Société
La bataille pour Nantes s’engage sur le terrain de la sécurité
_**À l’approche des élections municipales, l’union des droites tente de faire de la sécurité son principal argument face à la maire socialiste sortante, favorite dans un fief historique de la gauche.**_
La ville de Nantes, administrée par la gauche sans interruption depuis près de quatre décennies, est au cœur d’une campagne électorale particulièrement tendue. La candidate socialiste sortante, Johanna Rolland, fait face à une coalition inédite rassemblant Les Républicains et le MoDem.
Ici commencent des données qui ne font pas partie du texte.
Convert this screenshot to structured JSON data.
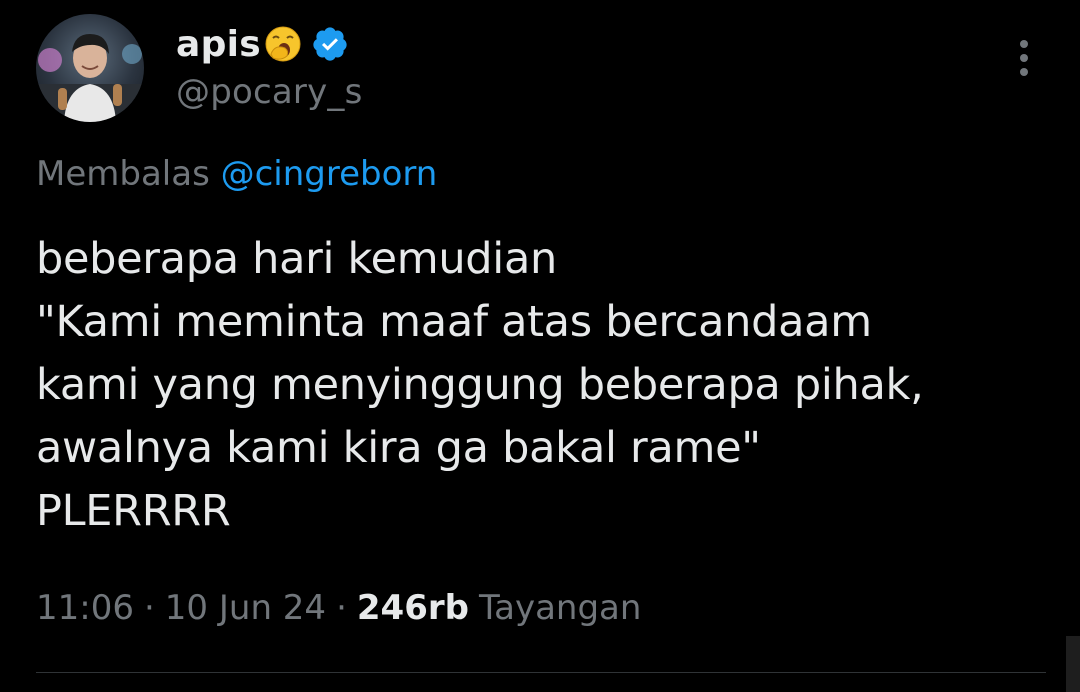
{
  "tweet": {
    "author": {
      "display_name": "apis",
      "emoji": "yawning-face",
      "verified": true,
      "handle": "@pocary_s",
      "avatar": "user-photo"
    },
    "reply": {
      "prefix": "Membalas",
      "mention": "@cingreborn"
    },
    "text_lines": [
      "beberapa hari kemudian",
      "\"Kami meminta maaf atas bercandaam",
      "kami yang menyinggung beberapa pihak,",
      "awalnya kami kira ga bakal rame\"",
      "PLERRRR"
    ],
    "meta": {
      "time": "11:06",
      "separator": "·",
      "date": "10 Jun 24",
      "views_count": "246rb",
      "views_label": "Tayangan"
    },
    "more_icon": "more-vertical-icon"
  },
  "colors": {
    "background": "#000000",
    "text_primary": "#e7e9ea",
    "text_secondary": "#71767b",
    "accent": "#1d9bf0",
    "divider": "#2f3336"
  }
}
Cette alliance, emmenée par Foulques Chombart de Lauwe, conseiller municipal d’opposition, a fait de la question sécuritaire l’axe central de sa critique du mandat écoulé.
Le candidat de la droite et du centre dépeint une ville où l’ordre public se serait dégradé, promettant en réponse un renforcement massif des moyens. Son programme prévoit notamment un déploiement accru de la vidéoprotection, l’armement de la police municipale et un doublement de ses effectifs. Il accuse l’équipe sortante d’avoir, par conviction idéologique, négligé cette priorité et de n’avoir apporté qu’une réponse très insuffisante aux préoccupations des habitants.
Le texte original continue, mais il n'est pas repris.